When the Phillies finally retired Allen’s uniform number 15 in September, the Philadelphia Inquirer suggested the timing might have been intended partially to push for Allen’s at-last enshrinement in Cooperstown. Allen himself once told Kashatus, “What I’ve done, I’m pretty happy with it. So whatever happens with the Hall of Fame, I’m fine with it. Besides, I’m just a name. God gave me the talent to hit a baseball, and I used it the best I could. I just thank Him for blessing me with that ability and allowing me to play the game when I did.”

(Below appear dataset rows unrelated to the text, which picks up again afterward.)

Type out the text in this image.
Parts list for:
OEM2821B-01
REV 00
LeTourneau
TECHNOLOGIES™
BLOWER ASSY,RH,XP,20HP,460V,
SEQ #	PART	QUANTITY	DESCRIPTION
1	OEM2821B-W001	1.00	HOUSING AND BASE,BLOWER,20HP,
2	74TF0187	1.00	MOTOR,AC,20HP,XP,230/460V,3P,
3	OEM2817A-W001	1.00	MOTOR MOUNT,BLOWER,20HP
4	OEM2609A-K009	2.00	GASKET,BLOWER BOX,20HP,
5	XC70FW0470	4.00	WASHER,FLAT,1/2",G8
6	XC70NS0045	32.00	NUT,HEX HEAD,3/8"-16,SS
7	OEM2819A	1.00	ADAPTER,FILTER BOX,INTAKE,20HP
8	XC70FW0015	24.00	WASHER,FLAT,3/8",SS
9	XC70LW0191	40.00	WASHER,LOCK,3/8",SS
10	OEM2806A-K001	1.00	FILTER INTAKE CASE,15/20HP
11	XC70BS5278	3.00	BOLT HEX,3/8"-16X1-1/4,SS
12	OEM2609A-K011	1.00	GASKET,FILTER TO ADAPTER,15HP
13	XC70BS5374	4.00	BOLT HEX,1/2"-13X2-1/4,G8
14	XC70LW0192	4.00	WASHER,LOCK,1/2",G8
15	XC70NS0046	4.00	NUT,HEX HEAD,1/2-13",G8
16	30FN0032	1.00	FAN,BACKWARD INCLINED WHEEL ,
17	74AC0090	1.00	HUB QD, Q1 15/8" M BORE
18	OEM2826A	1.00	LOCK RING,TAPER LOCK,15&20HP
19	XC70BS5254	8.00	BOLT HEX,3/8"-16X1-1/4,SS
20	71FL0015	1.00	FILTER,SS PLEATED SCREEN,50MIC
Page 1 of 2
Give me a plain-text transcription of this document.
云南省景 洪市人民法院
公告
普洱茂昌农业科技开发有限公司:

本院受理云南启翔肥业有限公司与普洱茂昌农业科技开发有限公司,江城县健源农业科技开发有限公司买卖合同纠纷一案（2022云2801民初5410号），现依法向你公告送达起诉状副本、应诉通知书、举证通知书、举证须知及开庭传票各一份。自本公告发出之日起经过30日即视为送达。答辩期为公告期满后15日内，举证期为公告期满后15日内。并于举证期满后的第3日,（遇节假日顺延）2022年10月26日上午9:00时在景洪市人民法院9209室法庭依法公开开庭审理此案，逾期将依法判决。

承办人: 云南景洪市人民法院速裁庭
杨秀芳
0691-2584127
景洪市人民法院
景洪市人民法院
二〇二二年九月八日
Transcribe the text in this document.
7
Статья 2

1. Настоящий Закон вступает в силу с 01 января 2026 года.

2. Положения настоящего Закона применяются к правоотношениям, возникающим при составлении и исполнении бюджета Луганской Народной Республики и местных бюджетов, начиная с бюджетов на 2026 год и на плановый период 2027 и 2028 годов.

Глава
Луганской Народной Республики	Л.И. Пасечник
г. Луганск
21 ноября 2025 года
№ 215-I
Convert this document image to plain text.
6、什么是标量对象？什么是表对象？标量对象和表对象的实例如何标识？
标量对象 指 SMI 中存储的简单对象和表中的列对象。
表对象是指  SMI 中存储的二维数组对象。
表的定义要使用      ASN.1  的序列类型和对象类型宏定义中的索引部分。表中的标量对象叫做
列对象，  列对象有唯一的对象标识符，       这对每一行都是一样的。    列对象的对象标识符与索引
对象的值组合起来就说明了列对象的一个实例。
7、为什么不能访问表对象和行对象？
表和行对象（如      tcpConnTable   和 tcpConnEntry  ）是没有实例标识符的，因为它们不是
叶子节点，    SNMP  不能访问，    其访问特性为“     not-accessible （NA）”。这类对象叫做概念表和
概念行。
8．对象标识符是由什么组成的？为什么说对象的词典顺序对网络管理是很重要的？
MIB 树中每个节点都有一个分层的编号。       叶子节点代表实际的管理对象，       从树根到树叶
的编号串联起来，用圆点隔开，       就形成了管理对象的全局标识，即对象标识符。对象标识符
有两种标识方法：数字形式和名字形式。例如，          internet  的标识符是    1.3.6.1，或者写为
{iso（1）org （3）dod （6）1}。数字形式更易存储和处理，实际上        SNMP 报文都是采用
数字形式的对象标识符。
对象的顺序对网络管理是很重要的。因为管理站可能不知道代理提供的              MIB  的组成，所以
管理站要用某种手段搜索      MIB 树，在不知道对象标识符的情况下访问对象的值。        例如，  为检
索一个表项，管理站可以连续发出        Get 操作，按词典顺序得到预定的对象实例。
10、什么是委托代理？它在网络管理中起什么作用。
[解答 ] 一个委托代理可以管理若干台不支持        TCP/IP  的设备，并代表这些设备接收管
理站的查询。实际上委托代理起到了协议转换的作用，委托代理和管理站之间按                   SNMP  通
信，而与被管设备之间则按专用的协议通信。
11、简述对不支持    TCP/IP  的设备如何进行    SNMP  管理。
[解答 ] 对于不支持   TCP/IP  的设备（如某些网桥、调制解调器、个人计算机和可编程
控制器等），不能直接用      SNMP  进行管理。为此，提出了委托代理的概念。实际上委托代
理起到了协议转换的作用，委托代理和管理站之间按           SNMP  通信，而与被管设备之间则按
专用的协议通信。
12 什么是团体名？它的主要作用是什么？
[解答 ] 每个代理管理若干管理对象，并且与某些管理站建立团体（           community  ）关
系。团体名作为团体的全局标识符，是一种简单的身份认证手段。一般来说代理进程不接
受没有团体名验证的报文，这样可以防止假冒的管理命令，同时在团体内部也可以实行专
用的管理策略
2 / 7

Former Phillies pitcher Larry Christenson, an Allen teammate when the latter returned to Philadelphia in 1975, remembered then a teammate’s teammate who preferred to lead by quiet example and humanness. Allen often invited Christenson to lunch on road trips and once signed a bat for him as a memento: “To L.C., two homers with my bat. How about that? Dick Allen.”
Christenson once borrowed Allen’s once-fabled 40-ounce bat in a game. “Son,” Allen told the pitcher, “if you can swing it, you can use it.” Christenson used it to hit a home run in that day’s game.
Bereft on earth now are Allen’s loving wife, Willa, his family, his friends, and all of those who saw through the cluttering, clattering nonsense and saw the player and the real young man who didn’t deserve his seasons in hell and deserved election to the Hall of Fame. Now that election will have to be posthumous on earth, damn it.
But surely the Lord’s angels escorted Allen kindly and gently to the Elysian Fields, and that was the only other thing we could ask through our own loss.
Some portions of this essay have been published by the author previously.